☆『九回目』『一日目』『夜』☆
クァトランがラミアと組まず、天井の崩落という
「手札出せないから、山札から引きます」
私もゲームに興じながら、今、この席に居ない人たちの事を考える。
決意が肩透かしになった形になり、罪悪感が募っているであろうファラフは、ゲームには参加せず、部屋に戻り、そして少ししたら、星を見るために屋敷を出ていくだろう。
それから少し遅れる形で、ラミアとルーズ姫も砂浜で合流する。
この時、イチャついてる二人とかちあうとファラフは殺されてしまうので……。
「頼んだよ、メア」
今頃、ファラフに追いついたメアは、あえて一緒に同行してもらって、そしてなるべく目立つように振る舞いながら帰ってきてもらう。

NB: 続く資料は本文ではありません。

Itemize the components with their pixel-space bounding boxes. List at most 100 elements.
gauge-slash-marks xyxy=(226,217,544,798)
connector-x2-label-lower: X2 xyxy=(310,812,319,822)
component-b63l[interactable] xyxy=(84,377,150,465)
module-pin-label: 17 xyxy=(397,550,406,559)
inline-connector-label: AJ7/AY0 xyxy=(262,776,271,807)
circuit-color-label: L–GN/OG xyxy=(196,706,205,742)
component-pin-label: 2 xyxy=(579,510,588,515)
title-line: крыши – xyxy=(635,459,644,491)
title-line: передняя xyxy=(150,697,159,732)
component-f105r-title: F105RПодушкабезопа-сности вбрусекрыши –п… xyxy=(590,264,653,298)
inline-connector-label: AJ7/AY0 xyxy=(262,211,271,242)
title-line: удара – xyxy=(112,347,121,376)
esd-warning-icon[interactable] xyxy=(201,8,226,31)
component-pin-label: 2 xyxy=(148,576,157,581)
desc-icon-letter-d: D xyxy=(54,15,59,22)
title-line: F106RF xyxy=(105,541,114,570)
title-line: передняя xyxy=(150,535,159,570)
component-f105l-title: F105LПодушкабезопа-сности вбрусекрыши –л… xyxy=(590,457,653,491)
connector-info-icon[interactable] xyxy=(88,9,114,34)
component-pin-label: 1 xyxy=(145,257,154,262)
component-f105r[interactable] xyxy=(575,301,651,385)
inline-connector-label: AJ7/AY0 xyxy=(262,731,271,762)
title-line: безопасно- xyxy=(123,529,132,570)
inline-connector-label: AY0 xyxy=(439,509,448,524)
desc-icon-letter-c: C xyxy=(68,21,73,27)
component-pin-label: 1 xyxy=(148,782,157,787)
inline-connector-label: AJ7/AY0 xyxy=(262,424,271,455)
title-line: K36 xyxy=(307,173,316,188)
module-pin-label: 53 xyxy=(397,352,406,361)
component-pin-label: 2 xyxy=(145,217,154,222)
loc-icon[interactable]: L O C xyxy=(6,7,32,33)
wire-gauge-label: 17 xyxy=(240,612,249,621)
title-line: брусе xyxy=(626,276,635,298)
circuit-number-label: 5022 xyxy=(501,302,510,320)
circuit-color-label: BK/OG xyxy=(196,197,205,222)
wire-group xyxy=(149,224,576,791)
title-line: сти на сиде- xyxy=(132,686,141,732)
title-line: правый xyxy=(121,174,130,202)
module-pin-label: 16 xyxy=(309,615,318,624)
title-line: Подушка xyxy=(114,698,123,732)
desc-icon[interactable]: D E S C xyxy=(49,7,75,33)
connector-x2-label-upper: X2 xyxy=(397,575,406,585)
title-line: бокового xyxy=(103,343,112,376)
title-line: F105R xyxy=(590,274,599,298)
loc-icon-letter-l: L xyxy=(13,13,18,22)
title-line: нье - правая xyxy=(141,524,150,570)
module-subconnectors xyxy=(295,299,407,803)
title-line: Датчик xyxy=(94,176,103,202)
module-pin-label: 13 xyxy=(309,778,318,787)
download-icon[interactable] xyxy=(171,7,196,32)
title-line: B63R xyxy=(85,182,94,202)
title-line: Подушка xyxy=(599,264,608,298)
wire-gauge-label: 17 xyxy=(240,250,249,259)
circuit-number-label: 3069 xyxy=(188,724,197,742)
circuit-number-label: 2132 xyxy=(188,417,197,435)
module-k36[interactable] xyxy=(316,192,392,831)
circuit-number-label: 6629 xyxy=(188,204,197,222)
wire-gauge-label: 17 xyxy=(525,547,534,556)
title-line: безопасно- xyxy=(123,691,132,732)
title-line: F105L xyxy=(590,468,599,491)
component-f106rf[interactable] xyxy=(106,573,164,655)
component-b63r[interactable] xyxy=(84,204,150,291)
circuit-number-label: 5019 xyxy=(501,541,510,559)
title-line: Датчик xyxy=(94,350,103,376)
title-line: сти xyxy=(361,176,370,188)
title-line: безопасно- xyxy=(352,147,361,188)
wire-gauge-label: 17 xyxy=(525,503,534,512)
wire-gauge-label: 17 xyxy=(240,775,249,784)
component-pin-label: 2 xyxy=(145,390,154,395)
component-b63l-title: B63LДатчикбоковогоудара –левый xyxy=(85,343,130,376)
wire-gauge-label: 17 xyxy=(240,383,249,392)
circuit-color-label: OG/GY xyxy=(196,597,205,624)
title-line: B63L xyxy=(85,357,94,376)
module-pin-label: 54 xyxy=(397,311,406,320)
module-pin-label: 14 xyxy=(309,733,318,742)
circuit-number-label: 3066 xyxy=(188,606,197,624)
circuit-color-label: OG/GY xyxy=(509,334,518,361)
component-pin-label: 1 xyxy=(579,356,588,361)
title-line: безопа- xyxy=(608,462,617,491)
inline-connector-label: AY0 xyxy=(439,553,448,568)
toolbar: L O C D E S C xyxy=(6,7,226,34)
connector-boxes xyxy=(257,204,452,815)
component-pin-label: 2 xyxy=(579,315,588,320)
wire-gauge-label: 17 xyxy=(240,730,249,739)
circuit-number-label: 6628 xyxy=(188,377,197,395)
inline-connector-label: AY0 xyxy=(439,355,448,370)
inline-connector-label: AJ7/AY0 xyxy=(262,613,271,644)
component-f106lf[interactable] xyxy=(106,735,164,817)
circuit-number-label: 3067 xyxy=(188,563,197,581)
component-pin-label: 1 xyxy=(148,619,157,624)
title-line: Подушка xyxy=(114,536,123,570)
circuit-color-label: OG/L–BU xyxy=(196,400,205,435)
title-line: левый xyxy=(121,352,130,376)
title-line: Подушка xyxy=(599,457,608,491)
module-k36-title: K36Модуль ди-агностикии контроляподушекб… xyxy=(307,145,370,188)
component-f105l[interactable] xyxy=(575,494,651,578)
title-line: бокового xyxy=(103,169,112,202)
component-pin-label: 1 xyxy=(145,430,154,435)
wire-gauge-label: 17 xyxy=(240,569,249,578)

ラミア達だって、別に好き好んでクラスメートを殺したいわけじゃないのだから、先に向こうに見つけてもらえば、あっちが折れてくれるのは実証済みだ。
申し訳ないけど、またの機会にイチャついてもらおう。
私を含めて散々殺りまくったんだから、これぐらいはいいだろう。
「UNO! ウノよ! 次であがれる次であがれる次であがれる」
次手番のクァトランが勢いよくカードを場に出し、遂に残り一枚となった手札を、痕が残らない程度に両手でぎゅっと握りしめた。
祈りにも似たポーズで場を凝視し、ぶつぶつと呟き続けるクァトラン、怖い。
「そんじゃ、ドロー2!」
クローネが、青のカードをばしーん、と場に置いた。
「わたしもドロー2」
ニアニャが合わせたように、同じカードを更に追加する。
「ウチもドロー2」
色は違えど効果は同じ。赤いカードを、ミツネさんはそっと差し出した。
「………………」
ぎぎぎぎ、と鈍い音を立てながら、クァトランの首が私に向いて、鬼の形相で睨んでくる、いや、確かに私の手番だけど、そんなに都合よくドロー2が……。
そーっと山札に手を伸ばすと、クァトランの顔が一瞬、ぱぁ、と明るくなって。
「あるんだなあ……」
即座に手札から、青のドロー2を私は躊躇いなく置いた。
ばさ、とクァトランの手から、ラス一だった手札が落ちた。赤の6。
「うひゃー、お嬢、一◯枚引きだー!」『受けるニャー!』『笑えるナー!』
「ま、待ちなさい、まだ終わってない、終わってないわ! 勝負はこれから――――」
「はい、あがり」
「あああああああああああああああああああ!?」
そして次手、赤の9をテーブルにおいて、委員長があがった。無情。
大量のカードをバラマき……かけて理性で抑え込み、クァトランは悔しそうに歯を食いしばって、カードを自ら混ぜて、山札をシャッフルし始めた。
「もう一回よもう一回! まだ時間はあるでしょ!」
「ええけど、手加減せえへんよ? 王女サマ?」
そうやってからかう素振りを見せつつ、狐の形を手で作って――知っていても、なお注意してみないとわからないほど、本当にさり気なく、自然に、クァトランの髪の毛を少しずつ解いていく。
「あっはっはっはっは!」『笑えるニャー!』『ウケるニャー!』
「ねー! 次勝った人が冷蔵庫のゼリー総取りにしよー」
「乗ったわ! 今度こそ目にもの見せてやるんだから……!」
「駄目よ、あれは明日の夕飯のデザート用」
「っんとに融通効かないわねアンタ!」
こんなに楽しく遊んでいるのに、水面下で、命を奪おうとする動きがあって。
それだって、誰も、やりたくてやってるわけじゃなくて。
……この楽しいを、当然にしていくために。
私は、やるべきことをやらないといけない。
「あーごめん、私、これで抜けるね」
だから、名残惜しいけど席を立つ。
「カタリベ!? アンタ勝ち逃げする気!?」
「私も別に勝ってないけど……」
「私が! アンタに! 勝ってないのよ!」
「いや、髪の毛の手入れがあるからさ……」
「何時間する気なのよアンタ」
「二、三時間ぐらい?」
「狂ってる……!?」
今狂ってるって言ったの誰だ、聞こえたぞ、当然の措置だろ。
「っ、あーーーーー! 絶対勝つ! 一回は勝つ! じゃないと納得いかない!」
「横暴だー!」『暴君だニャー!』『悔しいナー?』
「お嬢お嬢! 次一番ビリだった人罰ゲームしよー!」
ゲームはまだもう少し、続いてくれそうだった。
「じゃ、皆、お先に失礼。おやすみ」
皆、口々にお休み、と挨拶をくれて、
「……………………明日も早いんだから、さっさと寝なさいよ!」
最後に、背中にクァトランの声を受けて、私は部屋を出た。